Bill O'Reilly, the gleamy-eyed conservative pundit, has declared war on what he calls the S-P's, or the secular-progressives. He knows what these frightening people want for America, and one thing they (or we?) want is lots of children born out of wedlock:

From the November 27 edition of Westwood One's The Radio Factor with Bill O'Reilly:

O'REILLY: A couple of wins in the culture war, but there's also a couple of losses too. A couple of things happened that are very disturbing, including out-of-wedlock birth in the USA at record highs, which the S-Ps want. You gotta understand the thinking here. We're gonna get into that as well.

Someone forgot to send me the details on exactly why we secular-progressives would want all children to be born outside marriage. But then I'm not very high up in the hierarchy of this frightening fifth column.

All joking aside, I detest it when O'Reilly defines my movement goals for me. He is not even in the movement. And his argument is very similar to someone complaining about the anti-slavery movement of the nineteenth century by saying that their goal is to destroy the agricultural industry of the South, NOT in any sense of comparing marriage to slavery (though some extreme forms of marriage are not that different from slavery in some parts of this world) but in the sense of turning the goals of a movement upside down and picking one possible side-effect of it as the pretended goal.

I'm not that convinced that the number of children born outside marriage has much to do with any liberal or progressive policies in the first place, but if it does it is to do with the movements which tried to make marriages more equal and bad marriages easier to leave. - The reason why I remain unconvinced of this is that the rise in unmarried births is largely among the women in their twenties, and many of these women are not actually single but living together with the father of the child. It is perhaps the definition of marriage itself that is changing. In particular, living together is becoming something very much like marriage, and it is treated like that by others, too, though perhaps not by Bill O'Reilly.
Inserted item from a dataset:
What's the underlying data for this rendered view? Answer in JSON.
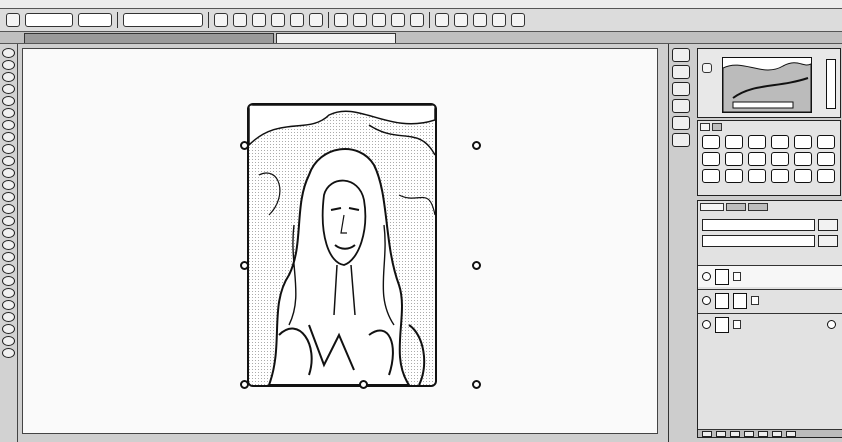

O'Reilly's war is for the patriarchal type of marriage, one in which the husband is the head of the household. This is why all other types of partnership, including same-sex marriages, are seen as an assault on marriage, and this is why living together without a formal marriage ceremony is not acceptable. It's good to be clear on this, don't you think? If O'Reilly can define the goals of the S-P movement I can define his goals.

What is fascinating about the wingnut reverence of marriage is that it takes something which is an organization and puts its welfare (which is impossible to define in reality) ahead of the welfare of the individuals belonging to it. So we talk about the "family" as suffering, never asking whether each member of that family is suffering, and we talk about the "family" as thriving, usually ignoring whether the mother thrives at all. But then the conservatives regard firms as individuals with rights, too.